U.S. Fiscal Policy:  With the ongoing economic recovery boosting tax revenues, a range of state governments are enacting or considering enacting tax cuts.  The states moving in that direction range from Tennessee and Mississippi to Wisconsin and Georgia.  State-level tax cuts would probably not be as economically significant as federal cuts would be, but if they are widely adopted, they could help provide a boost to the national economy and stock prices as consumers face higher inflation and deplete their pandemic-related excess savings.

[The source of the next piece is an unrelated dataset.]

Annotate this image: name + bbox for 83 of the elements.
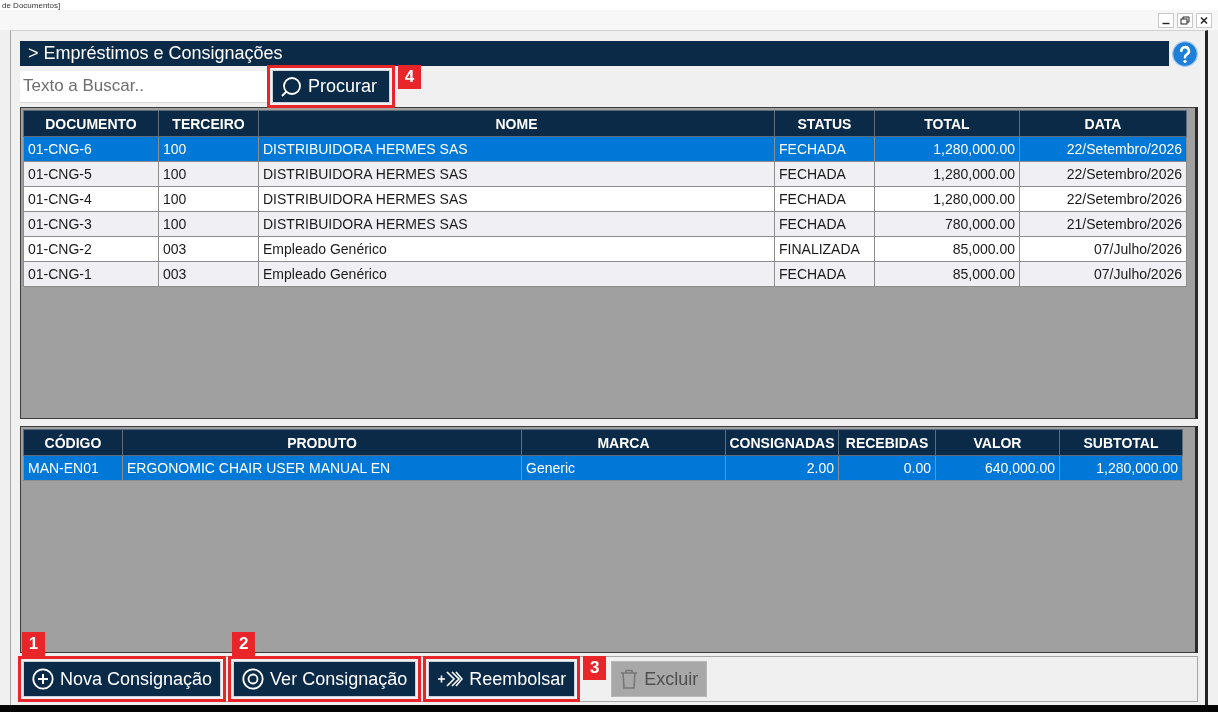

COVID-19:  Official data show confirmed cases have risen to  446,404,737 worldwide, with 6,000,394 deaths.  In the U.S., confirmed cases rose to 79,271,466, with 958,621 deaths.  (For an interactive chart that allows you to compare cases and deaths among countries, scaled by population, click here.)  Meanwhile, in data on the U.S. vaccination program, the number of people considered fully vaccinated now totals 216,147,515, equal to 65.1% of the total population.


 Economic and Financial Market Impacts

  • While the U.S. press has published lots of stories about the “Great Resignation,” or the big rise in people switching jobs amid the strong post-pandemic job market, the trend is now spreading to other countries, including Australia and, potentially, even Japan.